Victime d'un retour de bâton, l'enjeu environnemental se trouve aujourd'hui instrumentalisé sur le terrain politique par des intérêts hostiles. Est-ce le moment d'un changement d'approche ?

Qu'il semble loin le temps où, en 2019, des milliers de personnes marchaient en chœur à Paris, New York ou Montréal pour réclamer une action politique à la hauteur de l'urgence climatique. Cette année-là, une vague verte sans précédent déferlait sur les urnes du Vieux Continent à l'occasion des élections européennes de juin. Après quelques mois, une nouvelle Commission européenne, issue d'un Parlement verdi, annonçait avec tambour et trompette son Green Deal – ou Pacte vert – suscitant un enthousiasme qui fédérait bon gré mal gré depuis les rangs des ONG environnementales jusqu'à ceux des conservateurs. Cinq ans plus tard, c'est peu dire que le momentum est passé.

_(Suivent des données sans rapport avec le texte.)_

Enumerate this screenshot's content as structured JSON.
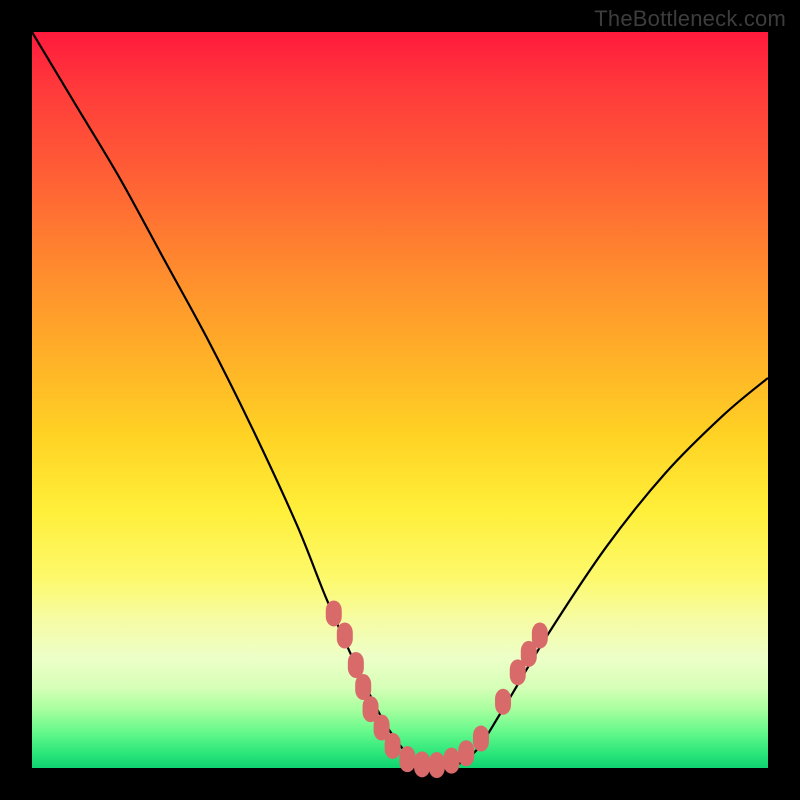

La mobilisation citoyenne s'est tarie. Les ambitions du Pacte vert ont été revues à la baisse, en particulier sur le volet agricole, pourtant clé. Quant aux écologistes, leur score a fondu comme neige au soleil, notamment en France, où ils ont frôlé la disparition de l'hémicycle strasbourgeois après un score famélique aux élections européennes de 2024. 

C'est une tendance forte de cette première partie d'année 2024 : l'écologie, qui a pu faire l'objet dans un passé récent d'un relatif consensus, ne fait plus recette en politique. Pire encore, alors que les effets de la crise climatique et de l'érosion de la biodiversité sont de plus en plus tangibles, le contexte est devenu propice à des reculs en matière d'action environnementale. À tel point qu'a émergé ces derniers mois la notion de « backlash écologique ».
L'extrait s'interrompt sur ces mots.